Joyce Bellamy, acting director of the Charlotte Health Center, said: “That’s something that’s always been happening. We’re not concerned. We’re prepared to make sure our patients feel safe.”

Evangelical Christians, black pastors of Protestant congregations and Catholics staged a prayer rally in a neighborhood park next to Planned Parenthood June 15.

More than 300 people came out to the “Save Our Children” rally, which was organized by faith-based grassroots organizations and local African American churches.

Clergy leaders condemned abortion as a sin and as genocide against African Americans, and they called Planned Parenthood “merchants of death.”

They called on people to combat abortion by supporting resources for pregnant women in need, educating people, and praying for a conversion of hearts.

Prayer must be at the heart of the pro-life movement, the speakers emphasized — for all life to be valued, for people to repent of the sin of abortion, and for God to have mercy on the City of Charlotte.

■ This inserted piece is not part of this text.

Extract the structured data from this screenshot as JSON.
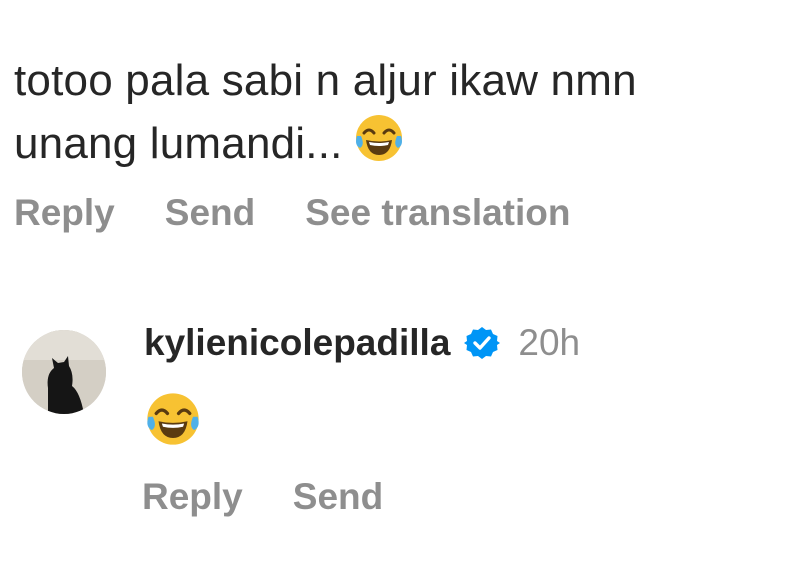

“My heart breaks for this community, this city,” said Davon Alexander of True Life Fellowship Church in Matthews, North Carolina. “We cannot be silent. We must stand as a church. We must stand as the people of God.”

“In this nation, for 46 years, 65 million children’s rights to life, liberty and the pursuit of happiness have been denied,” said Pastor Leon Threatt of Christian Faith Assembly in Charlotte. “There are two great failures, I believe, that we face today: first, is the discovery of how to take life from within the womb. . . . But I think the greatest failure of our generation is somehow we’ve learned to live with it and to be quiet while it’s occurring.”

Of the 22,677 abortions in North Carolina in 2017, 45 percent (10,269) were African American. Mecklenburg County is the state’s abortion capital — there were 9,912 abortions in Charlotte in 2017, more than anywhere else in the state.

“The No. 1 killer among ethnic minorities, among black folks, in our country is abortion,” said the Rev. Kevrick McKain, one of the rally organizers. “It’s time that it end during our generation, not someone else’s generation.”